Heather Neil’s “The Bog Cutter,” A Cultural Archaeology
Heather Neil’s The Bog Cutter: A Cultural Archaeology
by John David Ebert
Heather Neil is an East Coast artist whose work is currently represented by the Sugarman-Peterson Gallery in Santa Fe, New Mexico. Her various paintings are extraordinary works of Realism–although that term can, of course, be deceptive–but it is her 2014 masterpiece The Bog Cutter that I wish to focus on here as an example of the process of what I term “cultural compression.” Artists often paint in layers: Heather Neil, for instance, lays down a coat of gesso and then adds layer upon layer of paint on top of that, creating very dense and detailed images. But the psyche, too–as Freud pointed out–is capable of image compression, a phenomenon in which one image will contain many other images embedded inside of it. Only a cultural archaeology can dig out these images to reveal their stacked complexity. To do so is to reveal the particular Unconscious of the work of art in question. Each work, as we will see, comes equipped–just as each individual does–with its own collective unconscious.
The Bog Cutter depicts a man who is a stonemason by trade, although he agreed to pose for Neil in the attitude of one who digs up peat moss in order to use it for fuel for burning. (It is perhaps not insignificant that the melting of peat bogs in Russia is a major contributor to global warming, since these bogs contain highly compressed amounts of CO2 within them).
The image ghost of Jean-Francois Millet’s 1850 painting The Sower is unmistakably buried in Neil’s painting.
Millet’s painting is an example of strict realism, however; whereas the weird unearthly light that falls upon Neil’s bog cutter is mysterious: it looks as though it may emanate from a spotlight, and it catches him in a static pose, whereas Millet’s protagonist is in rapid, dynamic motion as he spreads his seeds across the ground, oblivious of an observer. Neil’s bog cutter is quite aware that he is being observed and even seems a bit irritated by the fact.
In 1888, Van Gogh produced three paintings which are embedded in Neil’s Bog Cutter. First, he did a reworking of Millet’s painting entitled The Sower with Setting Sun, as follows:
We note that the light source is now located behind the sower, although Van Gogh represents the world as though it were entirely self-luminous, like a piece of stained glass. For Millet, the sower is simply a matter of fact inhabitant of the countryside, but for Van Gogh, the entire world is a manifestation of Divine Radiance that shines with revelatory power through all things. The sower is no longer even the protagonist, but rather the power of Transcendence itself that luminesces through the whole canvas.
Also in 1888, Van Gogh painted a self-portrait of himself On the Way to Tarascon, in which he represents himself in the mode of a sort of artist as pilgrim along the Way. Now there is a distinct shadow represented on the ground beside him, almost as though it were another figure, the shadow side of Van Gogh’s troubled, unstable bipolar personality that would eventually consume and destroy him, just as this painting was destroyed during the Allied firebombings of World War II.
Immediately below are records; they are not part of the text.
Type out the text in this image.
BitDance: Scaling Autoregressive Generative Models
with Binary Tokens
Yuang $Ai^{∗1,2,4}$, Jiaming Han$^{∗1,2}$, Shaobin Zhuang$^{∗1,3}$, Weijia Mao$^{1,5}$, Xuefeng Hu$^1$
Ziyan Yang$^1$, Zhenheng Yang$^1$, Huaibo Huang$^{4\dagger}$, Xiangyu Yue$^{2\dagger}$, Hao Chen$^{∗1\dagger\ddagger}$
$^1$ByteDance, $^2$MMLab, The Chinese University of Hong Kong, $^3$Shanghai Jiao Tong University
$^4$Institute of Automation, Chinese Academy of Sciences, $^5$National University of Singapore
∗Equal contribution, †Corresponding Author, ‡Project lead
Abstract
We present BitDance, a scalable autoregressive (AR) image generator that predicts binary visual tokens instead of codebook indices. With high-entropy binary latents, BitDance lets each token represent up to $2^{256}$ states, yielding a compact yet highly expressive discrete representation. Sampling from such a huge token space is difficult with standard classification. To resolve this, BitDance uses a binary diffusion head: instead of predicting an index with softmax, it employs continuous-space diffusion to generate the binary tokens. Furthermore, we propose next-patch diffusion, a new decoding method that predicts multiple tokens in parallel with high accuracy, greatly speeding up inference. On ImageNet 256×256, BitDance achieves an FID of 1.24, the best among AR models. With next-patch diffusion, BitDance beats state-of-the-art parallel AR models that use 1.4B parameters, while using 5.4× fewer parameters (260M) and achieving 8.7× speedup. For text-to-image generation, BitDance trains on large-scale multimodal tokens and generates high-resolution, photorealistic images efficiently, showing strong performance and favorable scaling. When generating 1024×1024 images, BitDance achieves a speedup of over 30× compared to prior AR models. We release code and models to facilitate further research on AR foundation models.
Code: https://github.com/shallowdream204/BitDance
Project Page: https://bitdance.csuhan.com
In 1957, the great British painter Francis Bacon reworked Van Gogh’s painting in a work that he titled Study for a Portrait of Van Gogh. For Bacon, the shadow on the ground haunting Van Gogh takes on a becoming-animal quality and very much resembles a dog on a leash, as though to bring out the visceral, feral quality of the shadow that lived inside Van Gogh, and ultimately tore his psyche to pieces, like the hounds of Artemis who went after Actaeon after he dared glimpse her bathing nude. Bacon paints Van Gogh as though he were a shade encountered in some journey of the artist to the Underworld of art history, where all its iconotypes and shadow forms dwell.
In 1888, Van Gogh also painted Pollard Willows with Setting Sun, in which three willow trees are represented as gnarled, bony figures very much resembling the three crosses of the traditional iconotype of the Crucifixion. It is as though Van Gogh had taken the figure of his own shadow from the ground and multiplied it threefold to produce a “natural crucifixion.”
Returning now to Heather Neil’s The Bog Cutter of 2014, we note that the shadow that is cast on the ground at the bog cutter’s feet very much resembles a Crucifixion. The West’s great Master Signifier, that is to say–its ultimate iconotype and Transcendental Signified–now exists only in shadow form at the feet of a bog cutter whose process of digging up peat moss will contribute to the planetary crucifixion of global warming. Iconotypes in contemporary art haunt its various figures and images as shadow forms: that is to say, they still exist as shaping archetypes that glow through the images and which can be unearthed only by the process of the kind of cultural image archaeology that I have just demonstrated in this essay. It is also ironic that the source of the light that is casting the crucifixion shadow may not even be natural, but rather a studio light shining on a stonemason who has agreed to pose for Neil’s painting.
The Bog Cutter is a masterpiece of contemporary art.